The costs of Cawthorn’s runoff campaign and significant fundraising expenses explain some of the difference in the amount of cash on hand each candidate reported. Cawthorn and Davis both ran in party primaries held March 3, but the Democratic primary was a sleepy affair that Davis won easily, while the GOP primary was hotly contested and wasn’t settled until the June runoff.
And Cawthorn spent heavily to bring money in. Most of the roughly $740,000 the campaign reported in direct expenditures on fundraising in the third quarter of this year alone went for fundraising commissions to eight different companies and one individual. Davis reported spending $43,358 on fundraising consultants and services during that period, none of which was identified as commissions.
“I don’t think we are at that much of a disadvantage [financially],” Davis campaign manager Graeme McGufficke says. “Possibly we were more cost effective” in raising money.
Cawthorn has received donations from almost every state, while Davis may have pulled in a larger share of his funds from donors who live in North Carolina.
Campaigns are not required to report the identity of donors who give a total of less than $200, so it is impossible to identify the geographic origins or timing of all donations using campaigns’ public filings. However, a Mountain Xpress analysis did find more than $545,000 that Davis got from individual North Carolina donors versus the roughly $384,000 in identifiable donations Cawthorn got from individuals within the state. Actual figures are likely much higher.
Donations to Cawthorn from each of three other states — California, Florida and Texas — exceeded $95,000. Davis also drew money from around the country, but totals were smaller. At about $49,000, New York donors gave the most to Davis of any state other than North Carolina.
Cawthorn’s national fundraising efforts benefited from media attention following his overwhelming runoff win over a Trump-endorsed candidate, the 25-year-old’s remarks to the GOP convention and the backing of Club for Growth, a major conservative political action committee. The club, which has a strongly right-wing anti-tax and anti-regulation agenda that sometimes leads it to oppose mainstream Republicans it deems insufficiently conservative, endorsed Cawthorn and has been a conduit for some donations to him.
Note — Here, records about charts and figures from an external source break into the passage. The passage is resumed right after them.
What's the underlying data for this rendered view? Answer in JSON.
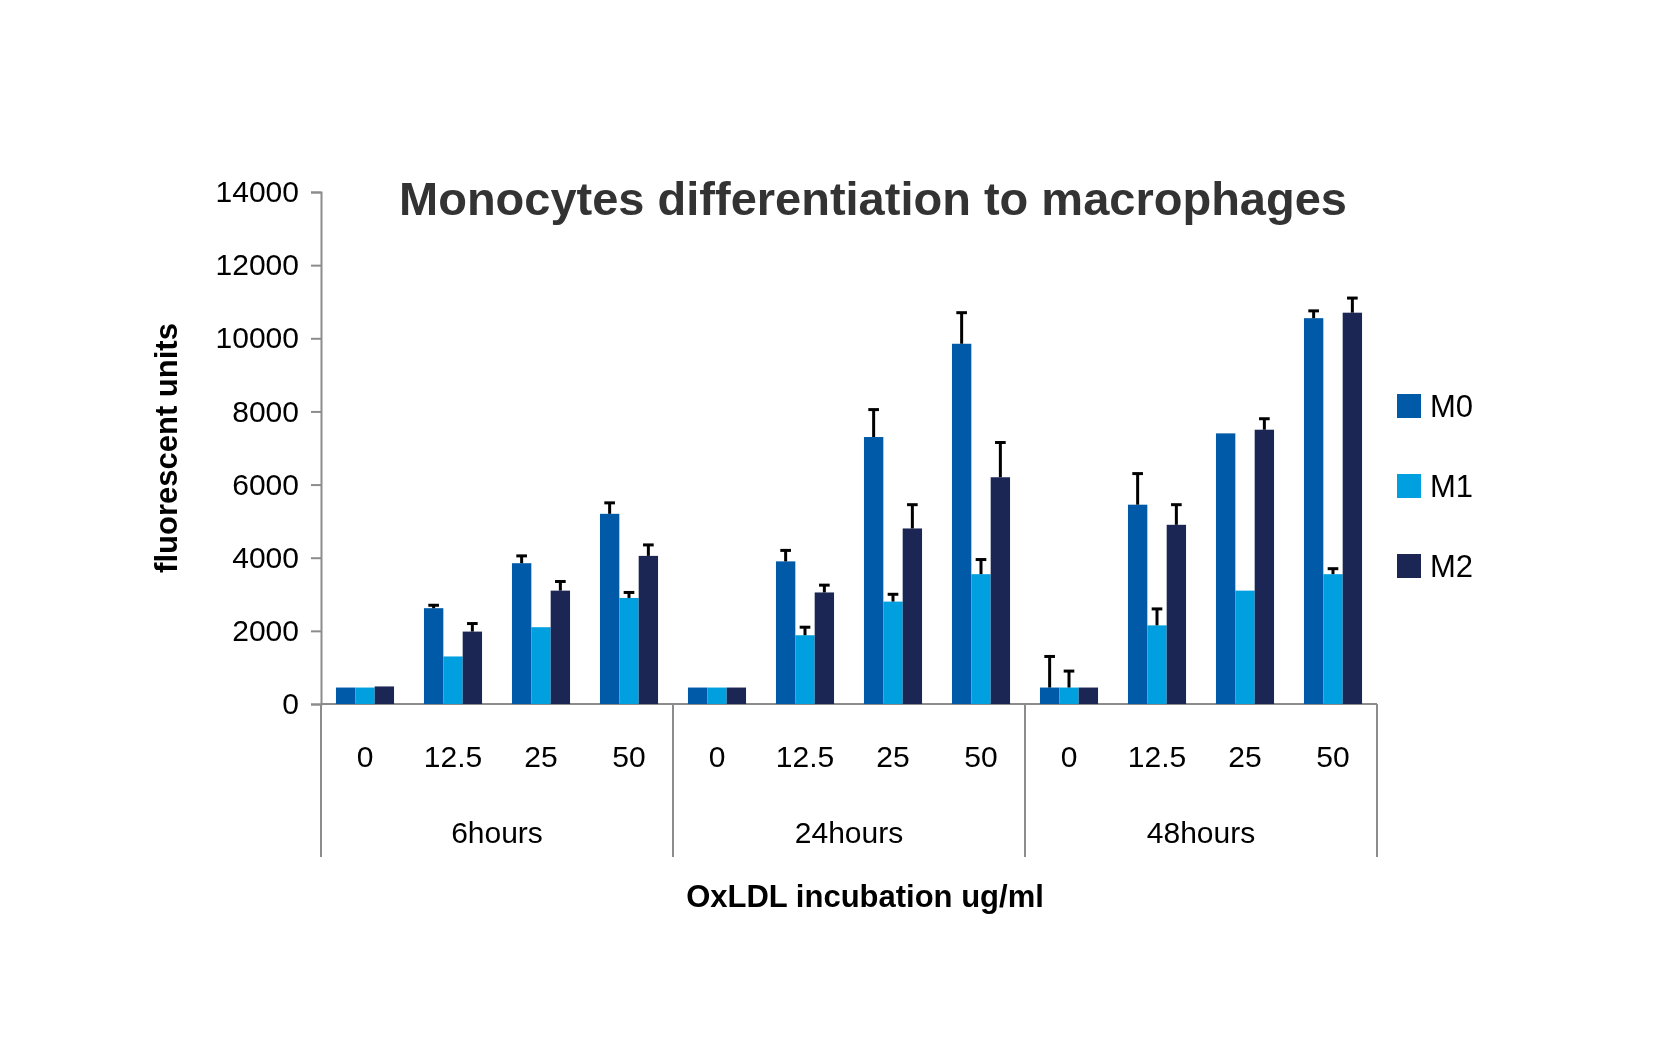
{
  "chart_data": {
    "type": "bar",
    "title": "Monocytes differentiation to macrophages",
    "xlabel": "OxLDL incubation ug/ml",
    "ylabel": "fluorescent units",
    "categories": [
      "0",
      "12.5",
      "25",
      "50",
      "0",
      "12.5",
      "25",
      "50",
      "0",
      "12.5",
      "25",
      "50"
    ],
    "annotations": [
      "6hours",
      "24hours",
      "48hours"
    ],
    "series": [
      {
        "name": "M0",
        "color": "#005aa8",
        "values": [
          450,
          2620,
          3850,
          5200,
          450,
          3900,
          7300,
          9850,
          450,
          5450,
          7400,
          10550
        ],
        "errors": [
          null,
          [
            2620,
            2700
          ],
          [
            3850,
            4050
          ],
          [
            5200,
            5500
          ],
          null,
          [
            3900,
            4200
          ],
          [
            7300,
            8050
          ],
          [
            9850,
            10700
          ],
          [
            450,
            1300
          ],
          [
            5450,
            6300
          ],
          null,
          [
            10550,
            10750
          ]
        ]
      },
      {
        "name": "M1",
        "color": "#00a0e0",
        "values": [
          450,
          1300,
          2100,
          2900,
          450,
          1880,
          2800,
          3550,
          450,
          2150,
          3100,
          3550
        ],
        "errors": [
          null,
          null,
          null,
          [
            2900,
            3050
          ],
          null,
          [
            1880,
            2100
          ],
          [
            2800,
            3000
          ],
          [
            3550,
            3950
          ],
          [
            450,
            900
          ],
          [
            2150,
            2600
          ],
          null,
          [
            3550,
            3700
          ]
        ]
      },
      {
        "name": "M2",
        "color": "#1c2654",
        "values": [
          480,
          1980,
          3100,
          4050,
          450,
          3050,
          4800,
          6200,
          450,
          4900,
          7500,
          10700
        ],
        "errors": [
          null,
          [
            1980,
            2200
          ],
          [
            3100,
            3350
          ],
          [
            4050,
            4350
          ],
          null,
          [
            3050,
            3250
          ],
          [
            4800,
            5450
          ],
          [
            6200,
            7150
          ],
          null,
          [
            4900,
            5450
          ],
          [
            7500,
            7800
          ],
          [
            10700,
            11100
          ]
        ]
      }
    ],
    "ylim": [
      0,
      14000
    ],
    "yticks": [
      0,
      2000,
      4000,
      6000,
      8000,
      10000,
      12000,
      14000
    ],
    "legend": "right"
  }
}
Using braces and a walker to stand from his wheelchair, Cawthorn urged viewers of the Republican National Convention on Aug. 26 to “be a radical for freedom, be a radical for liberty and be a radical for the republic for which I stand.”
Cawthorn’s campaign raised at least $30,146 that day, more than $74,000 the next and a total of more than $199,000 the week after his remarks.
“That did create a national stage for Madison Cawthorn, and the fundraising followed,” Cooper says. He says Davis having more money on hand as of Sept. 30 may not matter much as Cawthorn has shown he can keep raising funds.
Not surprisingly, both campaigns said the financial status of the race indicates their candidate is in a good position.
“At a time when Republicans are facing headwinds nationally, Madison Cawthorn’s ability to double his opponent’s fundraising totals shows that youthful, optimistic conservatism has a bright future,” Cawthorn spokesman John Hart says. “Voters are embracing Madison’s positive and patriotic message that celebrates freedom and opportunity, and rejecting Moe Davis’ violent and vitriolic partisanship.”
McGufficke says he always expected Cawthorn to raise more than Davis, and the large number of smaller donors to Davis within the district bodes well for his prospects: “We’re very, very happy with how much money we’ve raised to date. It’s in line with where we thought we needed to be to be competitive.”